Dos seis municípios catarinenses que registraram casos da chamada gripe K, uma variante do vírus Influenza A, quatro estão localizados na região da Amurel. Ao todo, 17 casos são monitorados em Santa Catarina, segundo a Secretaria de Estado da Saúde. Apesar do avanço nas notificações, não há registro de aumento na gravidade da doença, conforme explicou o superintendente de Vigilância em Saúde, Dr. Fábio Gaudenzi, em entrevista ao jornalista Matheus Machado da Rádio Cidade Tubarão 103.7 FM – Grupo SCTODODIA de Comunicação.
A gripe K foi identificada pela primeira vez no Brasil no final de 2025 e, desde então, passou a ser acompanhada pelas autoridades de saúde.
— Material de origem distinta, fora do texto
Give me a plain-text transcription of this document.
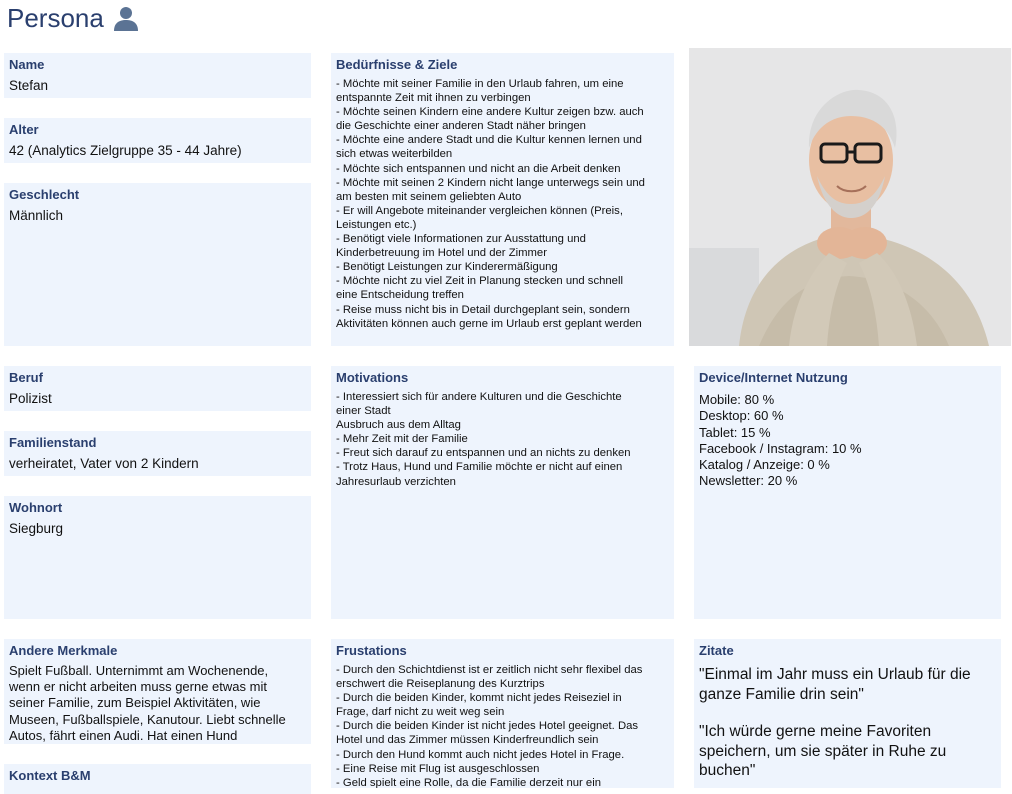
Persona
Name
Stefan
Alter
42 (Analytics Zielgruppe 35 - 44 Jahre)
Geschlecht
Männlich
Beruf
Polizist
Familienstand
verheiratet, Vater von 2 Kindern
Wohnort
Siegburg
Andere Merkmale
Spielt Fußball. Unternimmt am Wochenende,
wenn er nicht arbeiten muss gerne etwas mit
seiner Familie, zum Beispiel Aktivitäten, wie
Museen, Fußballspiele, Kanutour. Liebt schnelle
Autos, fährt einen Audi. Hat einen Hund
Kontext B&M
Bedürfnisse & Ziele
- Möchte mit seiner Familie in den Urlaub fahren, um eine
entspannte Zeit mit ihnen zu verbingen
- Möchte seinen Kindern eine andere Kultur zeigen bzw. auch
die Geschichte einer anderen Stadt näher bringen
- Möchte eine andere Stadt und die Kultur kennen lernen und
sich etwas weiterbilden
- Möchte sich entspannen und nicht an die Arbeit denken
- Möchte mit seinen 2 Kindern nicht lange unterwegs sein und
am besten mit seinem geliebten Auto
- Er will Angebote miteinander vergleichen können (Preis,
Leistungen etc.)
- Benötigt viele Informationen zur Ausstattung und
Kinderbetreuung im Hotel und der Zimmer
- Benötigt Leistungen zur Kinderermäßigung
- Möchte nicht zu viel Zeit in Planung stecken und schnell
eine Entscheidung treffen
- Reise muss nicht bis in Detail durchgeplant sein, sondern
Aktivitäten können auch gerne im Urlaub erst geplant werden
Motivations
- Interessiert sich für andere Kulturen und die Geschichte
einer Stadt
Ausbruch aus dem Alltag
- Mehr Zeit mit der Familie
- Freut sich darauf zu entspannen und an nichts zu denken
- Trotz Haus, Hund und Familie möchte er nicht auf einen
Jahresurlaub verzichten
Frustations
- Durch den Schichtdienst ist er zeitlich nicht sehr flexibel das
erschwert die Reiseplanung des Kurztrips
- Durch die beiden Kinder, kommt nicht jedes Reiseziel in
Frage, darf nicht zu weit weg sein
- Durch die beiden Kinder ist nicht jedes Hotel geeignet. Das
Hotel und das Zimmer müssen Kinderfreundlich sein
- Durch den Hund kommt auch nicht jedes Hotel in Frage.
- Eine Reise mit Flug ist ausgeschlossen
- Geld spielt eine Rolle, da die Familie derzeit nur ein
Device/Internet Nutzung
Mobile: 80 %
Desktop: 60 %
Tablet: 15 %
Facebook / Instagram: 10 %
Katalog / Anzeige: 0 %
Newsletter: 20 %
Zitate
"Einmal im Jahr muss ein Urlaub für die
ganze Familie drin sein"
"Ich würde gerne meine Favoriten
speichern, um sie später in Ruhe zu
buchen"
Os municípios com casos confirmados são: Florianópolis (com 11 casos), Tubarão (2), Braço do Norte (1), Palhoça (1), São José (1) e São Ludgero (1).
Casos aumentam, mas sem maior gravidade
De acordo com Dr. Fábio Gaudenzi, os dados científicos disponíveis até o momento indicam um crescimento no número de casos, tanto leves quanto graves, mas sem evidências de que a variante K cause quadros mais severos do que outras cepas já conhecidas do vírus influenza.
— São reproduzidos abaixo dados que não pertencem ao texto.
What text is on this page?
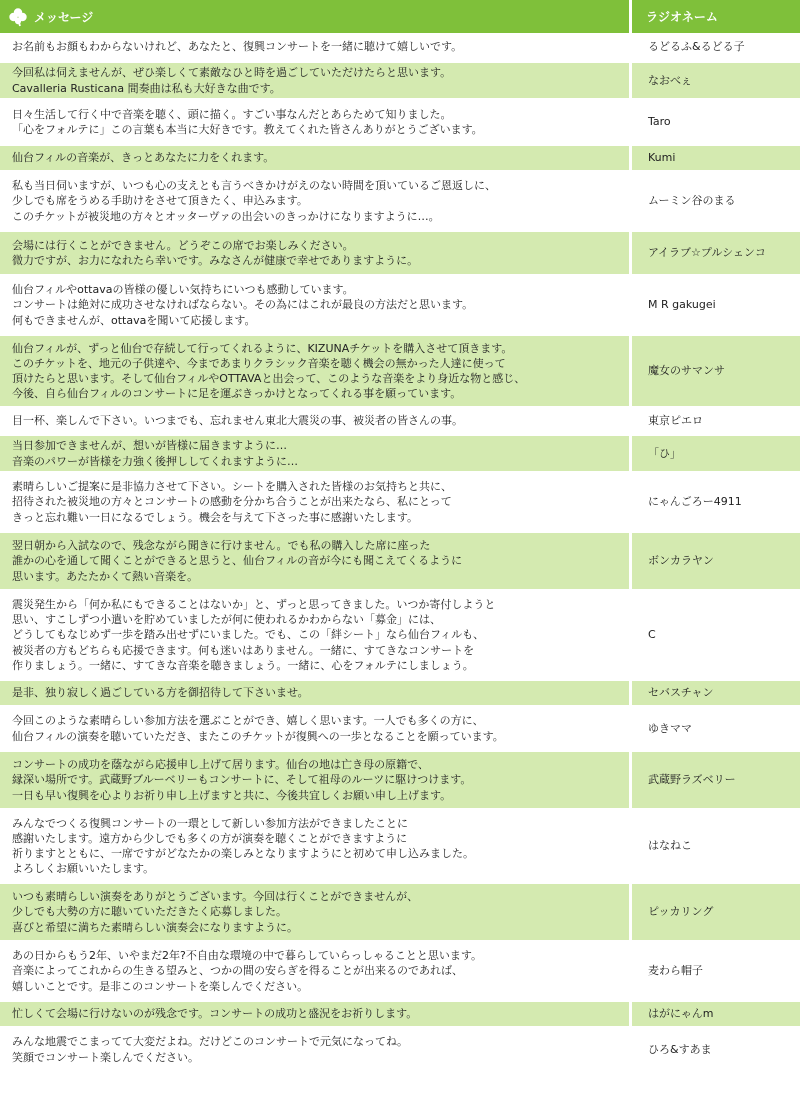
メッセージ	ラジオネーム
お名前もお顔もわからないけれど、あなたと、復興コンサートを一緒に聴けて嬉しいです。	るどるふ&るどる子
今回私は伺えませんが、ぜひ楽しくて素敵なひと時を過ごしていただけたらと思います。
Cavalleria Rusticana 間奏曲は私も大好きな曲です。	なおべぇ
日々生活して行く中で音楽を聴く、頭に描く。すごい事なんだとあらためて知りました。
「心をフォルテに」この言葉も本当に大好きです。教えてくれた皆さんありがとうございます。	Taro
仙台フィルの音楽が、きっとあなたに力をくれます。	Kumi
私も当日伺いますが、いつも心の支えとも言うべきかけがえのない時間を頂いているご恩返しに、
少しでも席をうめる手助けをさせて頂きたく、申込みます。
このチケットが被災地の方々とオッターヴァの出会いのきっかけになりますように…。	ムーミン谷のまる
会場には行くことができません。どうぞこの席でお楽しみください。
微力ですが、お力になれたら幸いです。みなさんが健康で幸せでありますように。	アイラブ☆プルシェンコ
仙台フィルやottavaの皆様の優しい気持ちにいつも感動しています。
コンサートは絶対に成功させなければならない。その為にはこれが最良の方法だと思います。
何もできませんが、ottavaを聞いて応援します。	M R gakugei
仙台フィルが、ずっと仙台で存続して行ってくれるように、KIZUNAチケットを購入させて頂きます。
このチケットを、地元の子供達や、今まであまりクラシック音楽を聴く機会の無かった人達に使って
頂けたらと思います。そして仙台フィルやOTTAVAと出会って、このような音楽をより身近な物と感じ、
今後、自ら仙台フィルのコンサートに足を運ぶきっかけとなってくれる事を願っています。	魔女のサマンサ
目一杯、楽しんで下さい。いつまでも、忘れません東北大震災の事、被災者の皆さんの事。	東京ピエロ
当日参加できませんが、想いが皆様に届きますように…
音楽のパワーが皆様を力強く後押ししてくれますように…	「ひ」
素晴らしいご提案に是非協力させて下さい。シートを購入された皆様のお気持ちと共に、
招待された被災地の方々とコンサートの感動を分かち合うことが出来たなら、私にとって
きっと忘れ難い一日になるでしょう。機会を与えて下さった事に感謝いたします。	にゃんごろー4911
翌日朝から入試なので、残念ながら聞きに行けません。でも私の購入した席に座った
誰かの心を通して聞くことができると思うと、仙台フィルの音が今にも聞こえてくるように
思います。あたたかくて熱い音楽を。	ボンカラヤン
震災発生から「何か私にもできることはないか」と、ずっと思ってきました。いつか寄付しようと
思い、すこしずつ小遣いを貯めていましたが何に使われるかわからない「募金」には、
どうしてもなじめず一歩を踏み出せずにいました。でも、この「絆シート」なら仙台フィルも、
被災者の方もどちらも応援できます。何も迷いはありません。一緒に、すてきなコンサートを
作りましょう。一緒に、すてきな音楽を聴きましょう。一緒に、心をフォルテにしましょう。	C
是非、独り寂しく過ごしている方を御招待して下さいませ。	セバスチャン
今回このような素晴らしい参加方法を選ぶことができ、嬉しく思います。一人でも多くの方に、
仙台フィルの演奏を聴いていただき、またこのチケットが復興への一歩となることを願っています。	ゆきママ
コンサートの成功を蔭ながら応援申し上げて居ります。仙台の地は亡き母の原籍で、
縁深い場所です。武蔵野ブルーベリーもコンサートに、そして祖母のルーツに駆けつけます。
一日も早い復興を心よりお祈り申し上げますと共に、今後共宜しくお願い申し上げます。	武蔵野ラズベリー
みんなでつくる復興コンサートの一環として新しい参加方法ができましたことに
感謝いたします。遠方から少しでも多くの方が演奏を聴くことができますように
祈りますとともに、一席ですがどなたかの楽しみとなりますようにと初めて申し込みました。
よろしくお願いいたします。	はなねこ
いつも素晴らしい演奏をありがとうございます。今回は行くことができませんが、
少しでも大勢の方に聴いていただきたく応募しました。
喜びと希望に満ちた素晴らしい演奏会になりますように。	ピッカリング
あの日からもう2年、いやまだ2年?不自由な環境の中で暮らしていらっしゃることと思います。
音楽によってこれからの生きる望みと、つかの間の安らぎを得ることが出来るのであれば、
嬉しいことです。是非このコンサートを楽しんでください。	麦わら帽子
忙しくて会場に行けないのが残念です。コンサートの成功と盛況をお祈りします。	はがにゃんm
みんな地震でこまってて大変だよね。だけどこのコンサートで元気になってね。
笑顔でコンサート楽しんでください。	ひろ&すあま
“O vírus é conhecido, sabemos como ocorre a transmissão, as formas de prevenção e há tratamento disponível, como o uso do oseltamivir para pessoas com fatores de risco”, destacou o superintendente durante a entrevista. Segundo ele, o principal ponto de atenção é o maior volume de pessoas gripadas, o que pode gerar pressão sobre os serviços de saúde, especialmente internações hospitalares e em UTI.
Vacina de 2025 teve baixa eficácia contra a variante
Outro ponto abordado foi a eficácia da vacinação. Conforme explicou Gaudenzi, a vacina aplicada em 2025 não apresentou grande proteção contra a gripe K, justamente por se tratar de uma variante nova à época. Já o imunizante previsto para 2026 tende a ser mais eficiente, por incluir cepas atualizadas.
O superintendente reforçou que a vacina contra a influenza não impede totalmente a infecção, mas é fundamental para reduzir casos graves e mortes. “É comum a pessoa vacinada ainda ter gripe, porém com sintomas mais leves do que teria sem a imunização”, explicou.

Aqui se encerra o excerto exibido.